I came across this multivariable integral which states that for any $s\in\mathbb{C}$ and $n>0$, we have the equity below \begin{align} \sum_{k=0}^n (-1)^k \binom{n}{k}(u+k)^{1-s} = (s-1)_n\int_0^1 \cdots \int_0^1 (u+x_1+\cdots+x_n)^{1-s-n} \,dx_1\cdots dx_n \end{align} where $(a)_n=a(a+1)\cdots(a+n-1)$ is the Pochhammer symbol. I have notice that \begin{align} \int_0^1 \cdots \int_0^1 \bigg(u+\sum_{j=1}^n x_j\bigg)^{1-s-n} \,dx_1\cdots dx_n &= \int_0^1 \cdots \int_0^1 \left.\frac{(u+\sum_{j=1}^n x_j)^{2-s-n}}{2-s-n}\right|_{x_1=0}^1 \,dx_2\cdots dx_n\\ &= \frac{1}{s+n-2} \int_0^1 \cdots \int_0^1 \bigg(u+\sum_{j=2}^n x_j\bigg)^{2-s-n}-\bigg(u+1+\sum_{j=2}^n x_j\bigg)^{2-s-n} \,dx_2\cdots dx_n\\ &= \frac{1}{(s+n-3)(s+n-2)}\int_0^1 \cdots \int_0^1 \bigg(u+\sum_{j=3}^n x_j\bigg)^{3-s-n}-2\bigg(u+1+\sum_{j=3}^n x_j\bigg)^{3-s-n}+\bigg(u+2+\sum_{j=3}^n x_j\bigg)^{3-s-n}\,dx_3\cdots dx_n \\ &\vdots \\ &= \frac{1}{(s-1)_n}\bigg(u^{1-s}-n(u+1)^{1-s}+\cdots+(-1)^{n-1}n(u+n-1)^{1-s}+(-1)^n(u+n)^{1-s}\bigg) \end{align} by repeating this process $n$ times. Other than that, I have also try to use multinomial theorem but could not get to anywhere \begin{align} \bigg(u+\sum_{j=1}^n x_j\bigg)^{1-s-n} &= \sum_{m=0}^{1-s-n} \binom{1-s-n}{m}u^{1-s-n-m}\bigg(\sum_{j=1}^n x_j\bigg)^m\\ &= \sum_{m=0}^{1-s-n} \binom{1-s-n}{m}u^{1-s-n-m} \sum_{k_1+\cdots+k_n=m} \frac{m!}{k_1!\cdots k_n!} \prod_{t=1}^n x_t^{k_t} \end{align} I would be appreciated if someone could help me with this with a non-heuristic approach.
1 Answer
We can use operator methods to show the identity is valid. We consider a function $f=f(u)$ and recall the shift operator $E$ and the identity operator $I$ which are defined as \begin{align*} If(u)&=f(u)\\ Ef(u)&=f(u+1) \end{align*} Applying for instance $k$ times the shift operator $E$ to $f(u)$ we obtain \begin{align*} E^kf(u)=E^{k-1}\left(Ef(u)\right)=E^{k-1}f(u+1)=\cdots=f(u+k) \end{align*}
With this notation we can write the binomial sum as \begin{align*} \color{blue}{\sum_{k=0}^n}&\color{blue}{(-1)^k\binom{n}{k}(u+k)^{-s+1}}\\ &=\sum_{k=0}^n(-1)^k\binom{n}{k}E^k\left(u^{-s+1}\right)\\ &\,\,\color{blue}{=\left(I-E\right)^n\left(u^{-s+1}\right)}\tag{1} \end{align*}
Integrating iteratively $n$ times the right hand side we will see, we'll also get (1).

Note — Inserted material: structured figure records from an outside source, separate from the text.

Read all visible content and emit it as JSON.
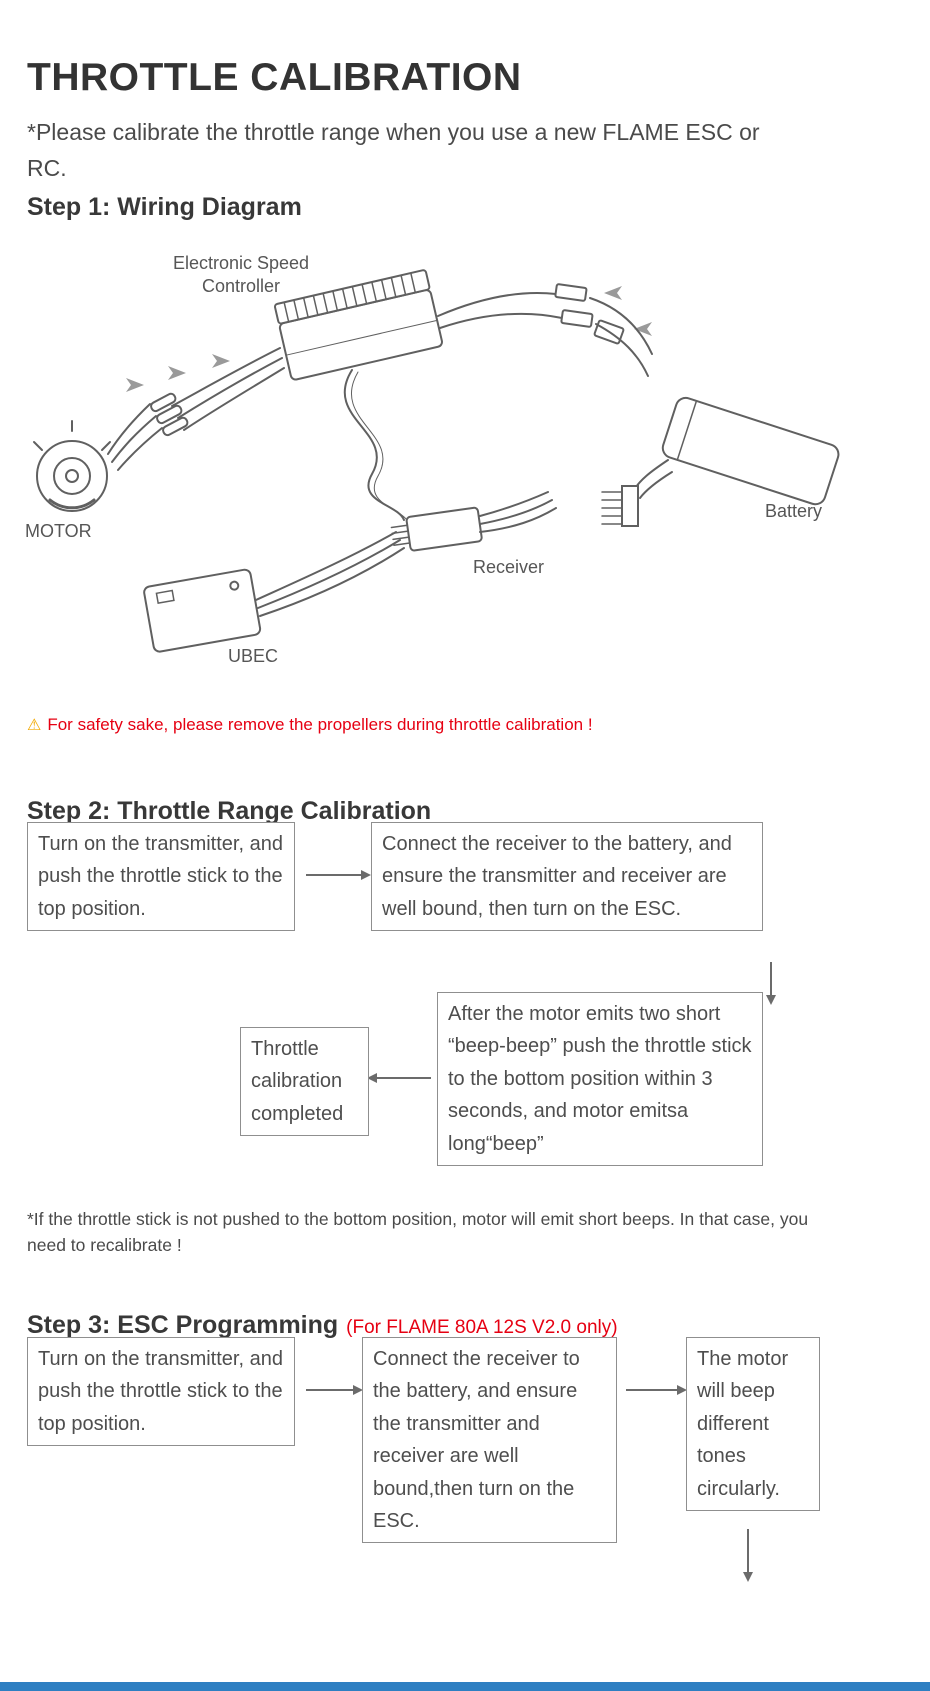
{
  "colors": {
    "accent_red": "#e60012",
    "warning_yellow": "#f2a900",
    "footer_blue": "#2e7fc2",
    "text_dark": "#333333",
    "box_border_gray": "#8f8f8f"
  },
  "icons": {
    "warning": "⚠"
  },
  "header": {
    "title": "THROTTLE CALIBRATION",
    "subtitle": "*Please calibrate the throttle range when you use a new FLAME ESC or RC."
  },
  "step1": {
    "heading": "Step 1: Wiring Diagram",
    "diagram_labels": {
      "esc": "Electronic Speed Controller",
      "motor": "MOTOR",
      "battery": "Battery",
      "receiver": "Receiver",
      "ubec": "UBEC"
    },
    "warning": "For safety sake, please remove the propellers during throttle calibration !"
  },
  "step2": {
    "heading": "Step 2: Throttle Range Calibration",
    "boxes": {
      "box1": "Turn on the transmitter, and push the throttle stick to the top position.",
      "box2": "Connect the receiver to the battery, and ensure the transmitter and receiver are well bound, then turn on the ESC.",
      "box3": "After the motor emits two short “beep-beep” push the throttle stick to the bottom position within 3 seconds, and motor emitsa long“beep”",
      "box4": "Throttle calibration completed"
    },
    "footnote": "*If the throttle stick is not pushed to the bottom position, motor will emit short beeps. In that case, you need to recalibrate !"
  },
  "step3": {
    "heading": "Step 3: ESC Programming",
    "heading_note": "(For FLAME 80A 12S V2.0 only)",
    "boxes": {
      "box1": "Turn on the transmitter, and push the throttle stick to the top position.",
      "box2": "Connect the receiver to the battery, and ensure the transmitter and receiver are well bound,then turn on the ESC.",
      "box3": "The motor will beep different tones circularly."
    }
  }
}
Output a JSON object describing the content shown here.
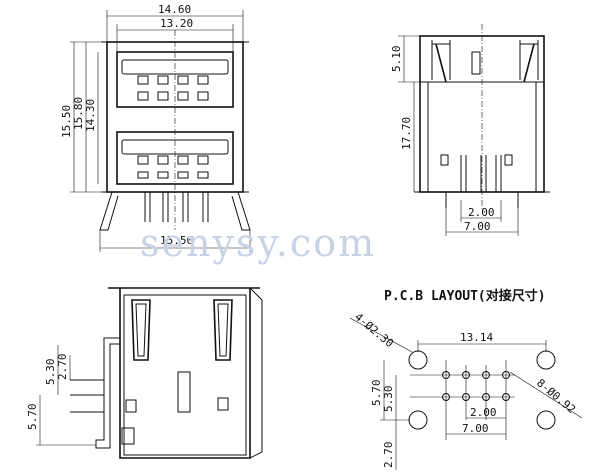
{
  "watermark": "senysy.com",
  "front_view": {
    "dims": {
      "top_width": "14.60",
      "inner_width": "13.20",
      "height_outer": "15.50",
      "height_mid": "15.80",
      "height_inner": "14.30",
      "bottom_width": "15.50"
    }
  },
  "side_view": {
    "dims": {
      "top_height": "5.10",
      "body_height": "17.70",
      "pitch": "2.00",
      "span": "7.00"
    }
  },
  "profile_view": {
    "dims": {
      "a": "5.30",
      "b": "2.70",
      "c": "5.70"
    }
  },
  "pcb_layout": {
    "title": "P.C.B LAYOUT(对接尺寸)",
    "dims": {
      "holes_big": "4-Ø2.30",
      "width": "13.14",
      "holes_small": "8-Ø0.92",
      "v1": "5.70",
      "v2": "5.30",
      "v3": "2.70",
      "pitch": "2.00",
      "span": "7.00"
    }
  }
}
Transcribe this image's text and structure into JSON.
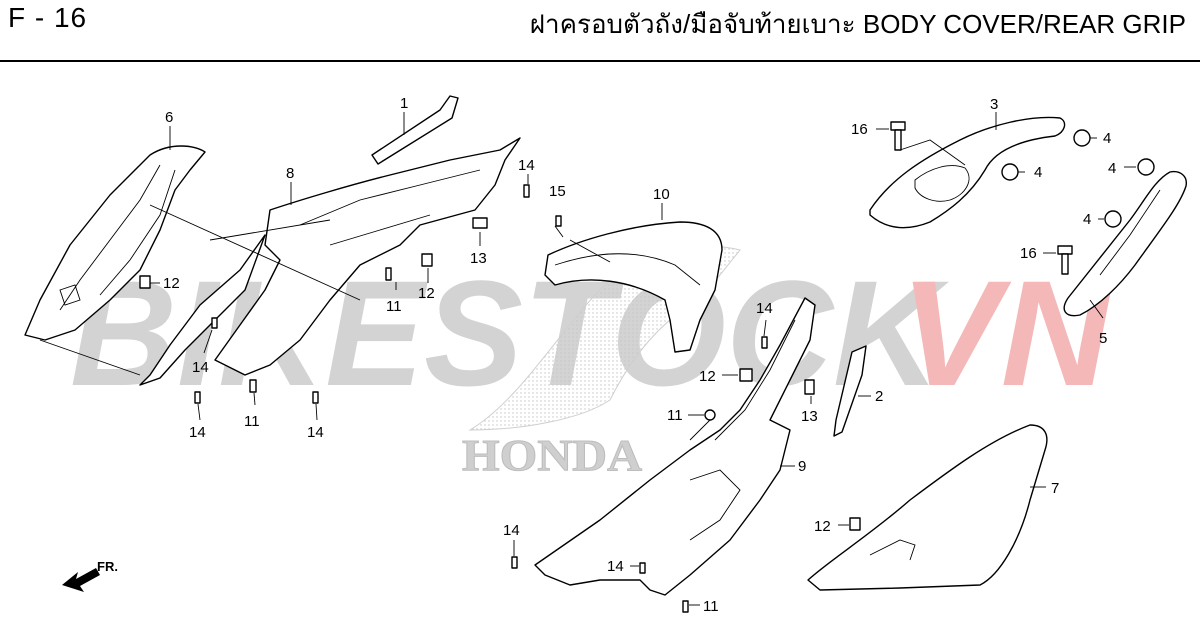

We obtain \begin{align*} &\color{blue}{\left(s-1\right)^{\overline{n}}} \color{blue}{\int_{0}^1\ldots\int_{0}^1\left(u+x_1+\cdots+x_n\right)^{-s-(n-1)}\,dx_1\ldots dx_n}\tag{2.1}\\ &\quad =(-1)\left(s-1\right)^{\overline{n-1}} \int_{0}^1\ldots\int_{0}^1\left.\left(u+x_1+\cdots+x_n\right)^{-s-(n-2)}\right|_{x_1=0}^1\,dx_2\ldots dx_n\tag{2.2}\\ &\quad =(-1)\left(s-1\right)^{\overline{n-1}} \int_{0}^1\ldots\int_{0}^1(E-I)\left(u+x_2+\cdots+x_n\right)^{-s-(n-2)}\,dx_2\ldots dx_n\\ &\quad =(-1)^2\left(s-1\right)^{\overline{n-2}} \int_{0}^1\ldots\int_{0}^1(E-I)^2\left(u+x_3+\cdots+x_n\right)^{-s-(n-3)}\,dx_3\ldots dx_n\\ &\quad=\ldots\\ &\quad =(-1)^{n-1}\left(s-1\right)^{\overline{1}} \int_{0}^1(E-I)^{n-1}\left(u+x_n\right)^{-s}\,dx_n\\ &\quad=(-1)^n(E-I)^{n-1}\left.\left(u+x_n\right)^{-s+1}\right|_{x_n=0}^1\\ &\quad=(-1)^n(E-I)^n\left(u\right)^{-s+1}\\ &\quad\,\,\color{blue}{=(I-E)^n\left(u^{-s+1}\right)} \end{align*} which coincides with (1) showing the claim is valid. We can show the second part using induction to make it more rigorous.
Comment:
In (2.1) we use Don Knuth's rising factorial notation. \begin{align*} s^{\overline{n}}=s(s+1)\cdots(s+n-1) \end{align*}
In (2.2) we have \begin{align*} (s-1)^{\overline{n}}\,\frac{1}{-s-n+2}&=(s-1)s\cdots(s+n-2)\,\frac{(-1)}{s+n-2}\\ &=(-1)\left(s-1\right)^{\overline{n-1}} \end{align*}